Are owners of airlines living in India?: AirAsia’s Tony Fernandes

Mumbai: AirAsia Group Bhd founder and chief executive officer Tony Fernandes on Saturday raked a fresh controversy by asking whether all promoters of domestic airlines are living in India, hinting at Naresh Goyal, chairman of Jet Airways (India) Ltd.

Goyal, founder of India’s largest airline by passengers carried, is a London-based non-resident Indian (NRI).

A week after Tata Sons Ltd chairman emeritus Ratan Tata, in a tweet, favoured waiver of the so-called 5/20 rule, Fernandes said: “Quite crazy 5/20 hasn’t been solved. Are owners of Indian airlines living in India. Naresh (Goyal)? NRI.”

Under the so-called 5/20 rule, new airlines—including Vistara and AirAsia India, both co-owned by Tata group—must fly local for five years and secure 20 aircraft before venturing abroad.

Vistara, which is run by Tata SIA Airlines Ltd, completed one year of operations in January, while AirAsia India will complete two years in operations shortly.

AirAsia India is a joint venture in which AirAsia Bhd holds 49%, Tata Sons Ltd 41% and Arun Bhatia of Telestra Tradeplace Pvt. Ltd the rest.

Indian law allows a foreign company to own up to 49% in an airline. It also allows foreign airlines to invest up to 49% in an Indian airline. An NRI is allowed to hold 100% in an airline.

“Indians need more Tourism. More jobs. Only country in the world with a 5/20 rule. Malaysia has foreign airlines operating here. No issue,” Fernandes wrote in his microblogging site Twitter on Saturday.

Fernandes’ tweet comes in the backdrop of the Federation of Indian Airlines (FIA)—which represents IndiGo, Jet Airways, SpiceJet Ltd and GoAir—on Wednesday alleged that a previous statement by Ratan Tata demanding open skies was in self-interest and pointed out towards ownership issues.

The co-founder of IndiGo, run by InterGlobe Aviation Ltd, is US-based investor Rakesh Gangwal.

FIA pointed out that in AirAsia India, the Indian majority ownership is spread between two independent unrelated Indian shareholders who effectively have less shareholding then the foreign partner, AirAsia Group Bhd.

“De facto therefore, AirAsia Malaysia is the largest shareholder. In the case of Vistara, the chief executive is seconded from Singapore Airlines,” FIA had alleged.

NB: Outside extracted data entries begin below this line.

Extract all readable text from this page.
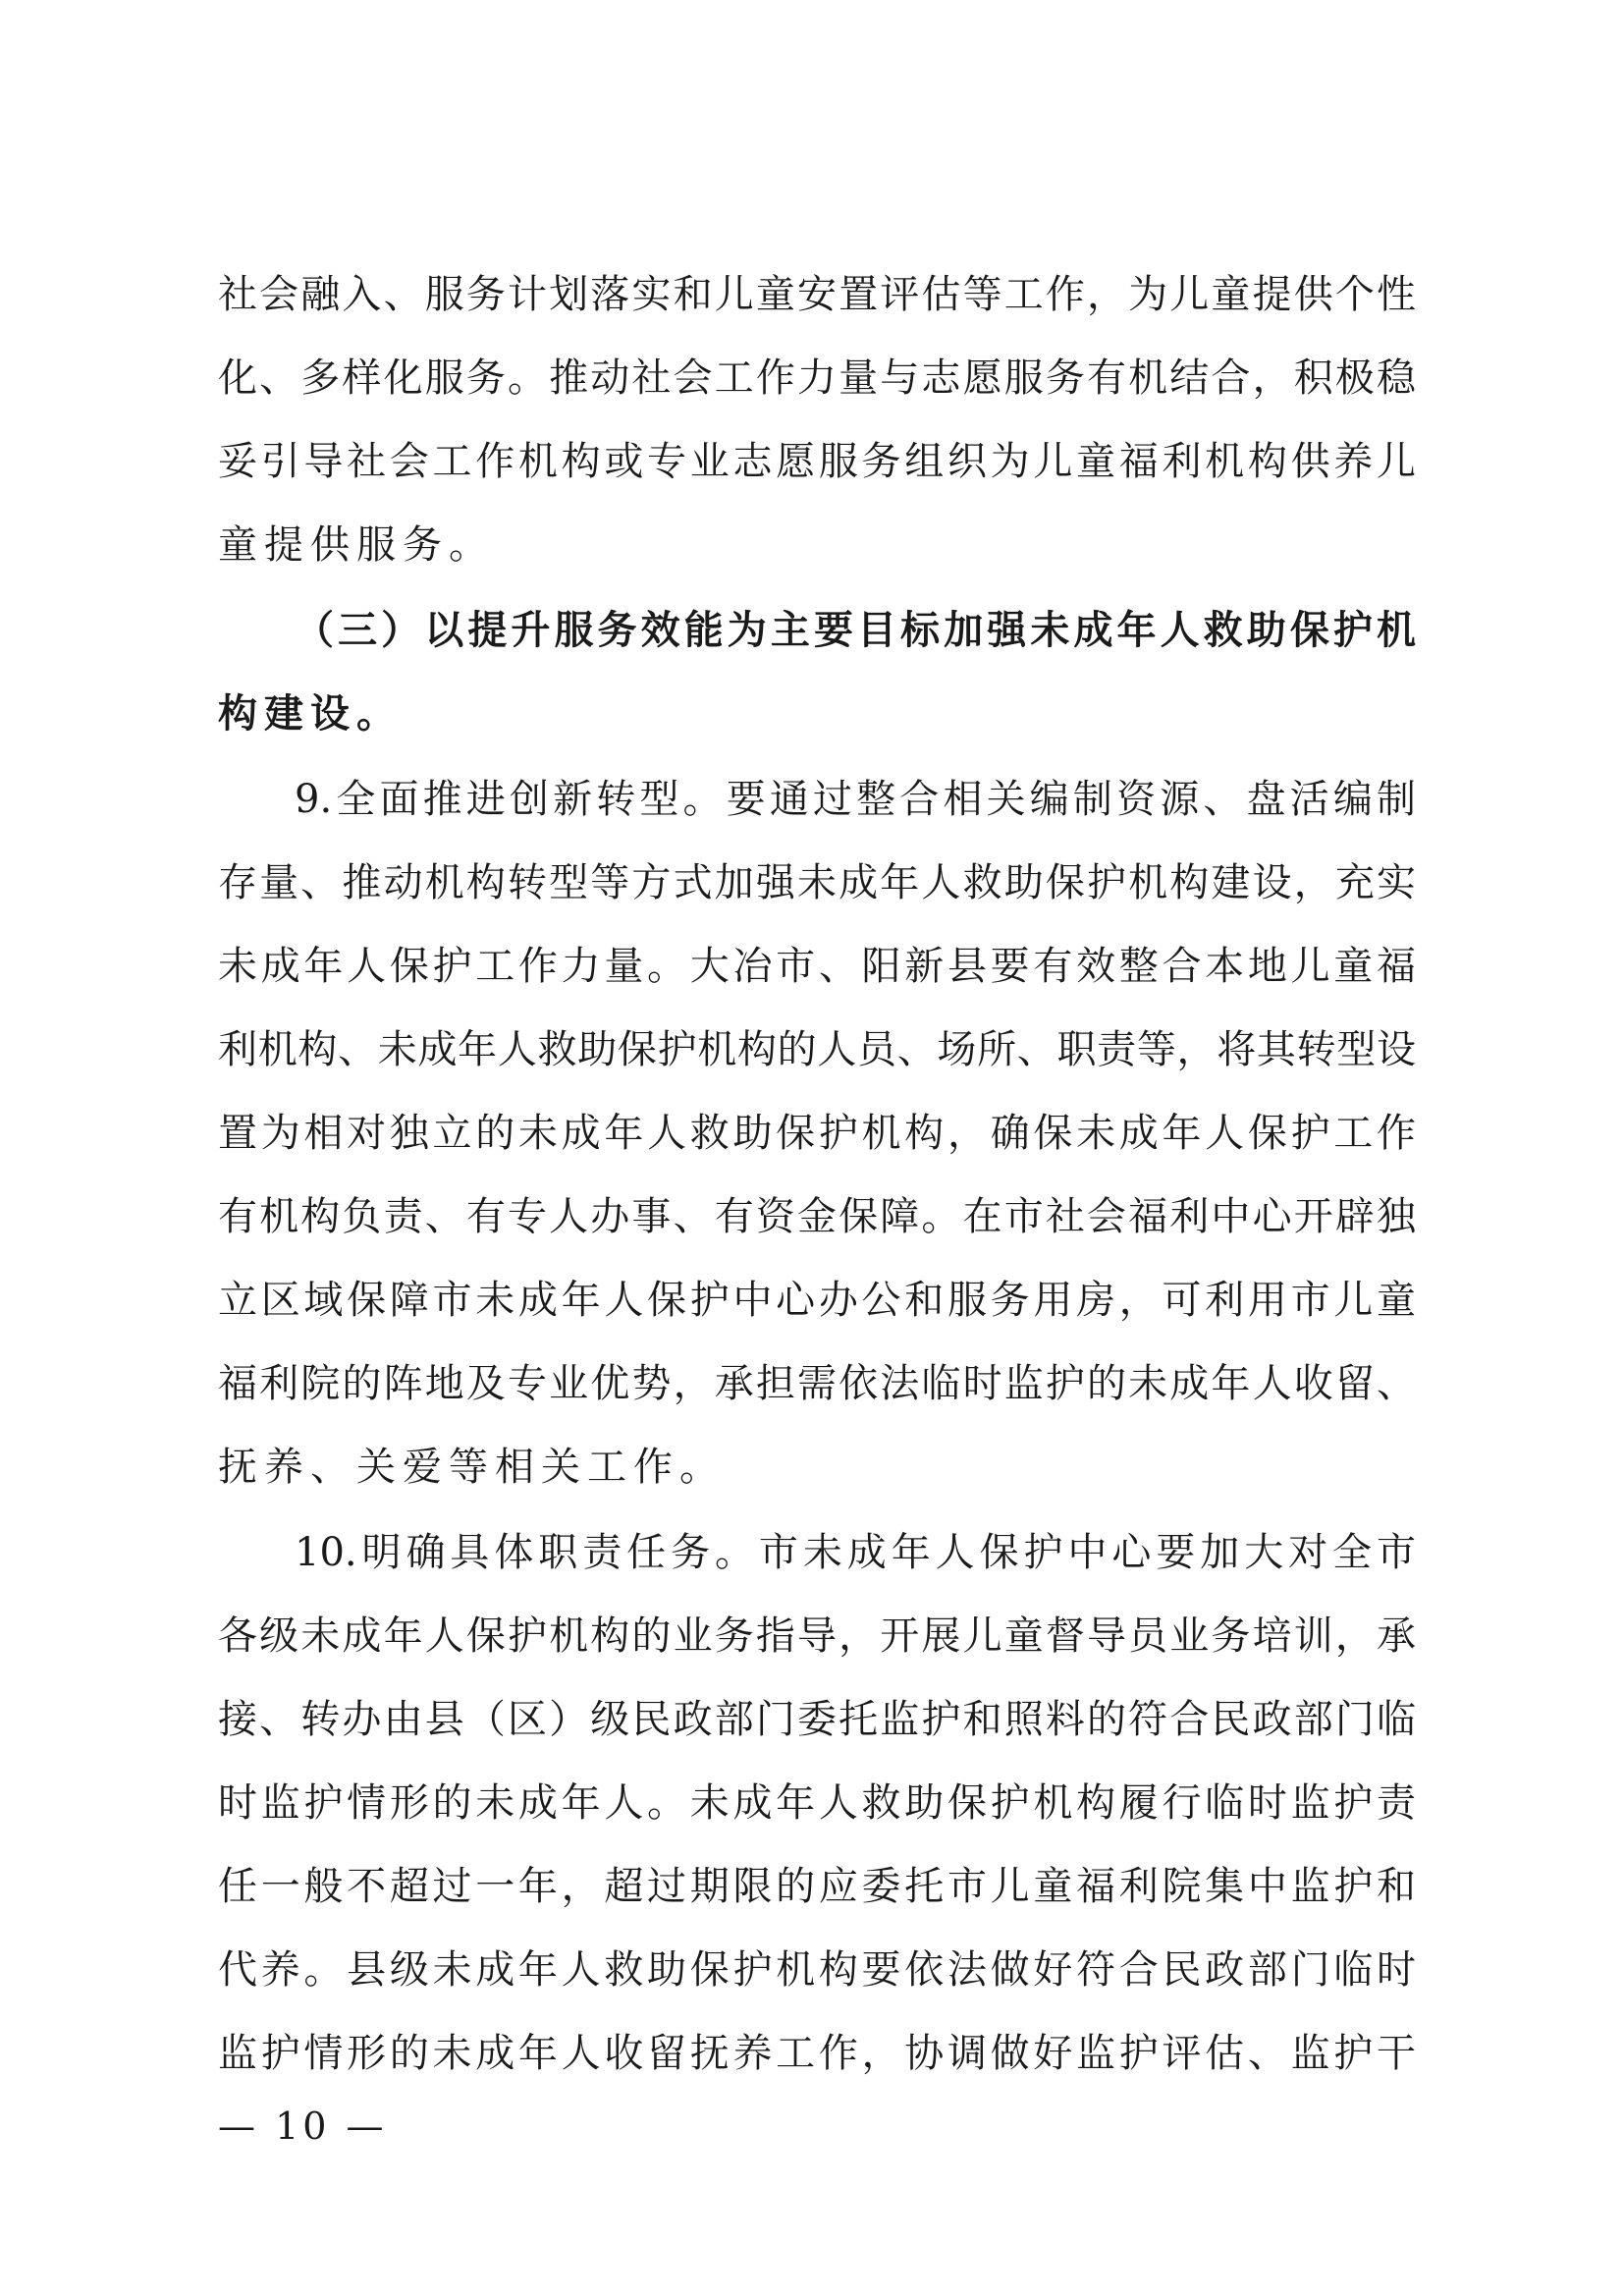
社会融入、服务计划落实和儿童安置评估等工作，为儿童提供个性
化、多样化服务。推动社会工作力量与志愿服务有机结合，积极稳
妥引导社会工作机构或专业志愿服务组织为儿童福利机构供养儿
童提供服务。
（三）以提升服务效能为主要目标加强未成年人救助保护机
构建设。
9.全面推进创新转型。要通过整合相关编制资源、盘活编制
存量、推动机构转型等方式加强未成年人救助保护机构建设，充实
未成年人保护工作力量。大冶市、阳新县要有效整合本地儿童福
利机构、未成年人救助保护机构的人员、场所、职责等，将其转型设
置为相对独立的未成年人救助保护机构，确保未成年人保护工作
有机构负责、有专人办事、有资金保障。在市社会福利中心开辟独
立区域保障市未成年人保护中心办公和服务用房，可利用市儿童
福利院的阵地及专业优势，承担需依法临时监护的未成年人收留、
抚养、关爱等相关工作。
10.明确具体职责任务。市未成年人保护中心要加大对全市
各级未成年人保护机构的业务指导，开展儿童督导员业务培训，承
接、转办由县（区）级民政部门委托监护和照料的符合民政部门临
时监护情形的未成年人。未成年人救助保护机构履行临时监护责
任一般不超过一年，超过期限的应委托市儿童福利院集中监护和
代养。县级未成年人救助保护机构要依法做好符合民政部门临时
监护情形的未成年人收留抚养工作，协调做好监护评估、监护干
— 10 —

Tata Sons had countered this argument pointing out that the majority ownership and effective control of both airlines are with the Indian parties as per the government’s requirement. Further, all the important decisions concerning the day-to-day operations of the airlines are taken by the management teams of these airlines under the overall supervision, control, and direction of the respective boards of directors (which include a majority of Indian nationals), it said.

These boards are chaired by long-time Tata veterans S. Ramadorai (AirAsia India) and Bhaskar Bhat (Vistara).

In a reply to a tweet on whether Malaysia would allow to set up a joint venture airline with an Indian airlines, Fernandes on Saturday said: “I can’t see why not. There is an Indonesian airline operating a Malayaian AOC (air operating certificate).”

“People of India, your voice needs to be heard more. For to long airlines have been controlled by a few. Mostly NRI. Competition is needed,” Fernandes said.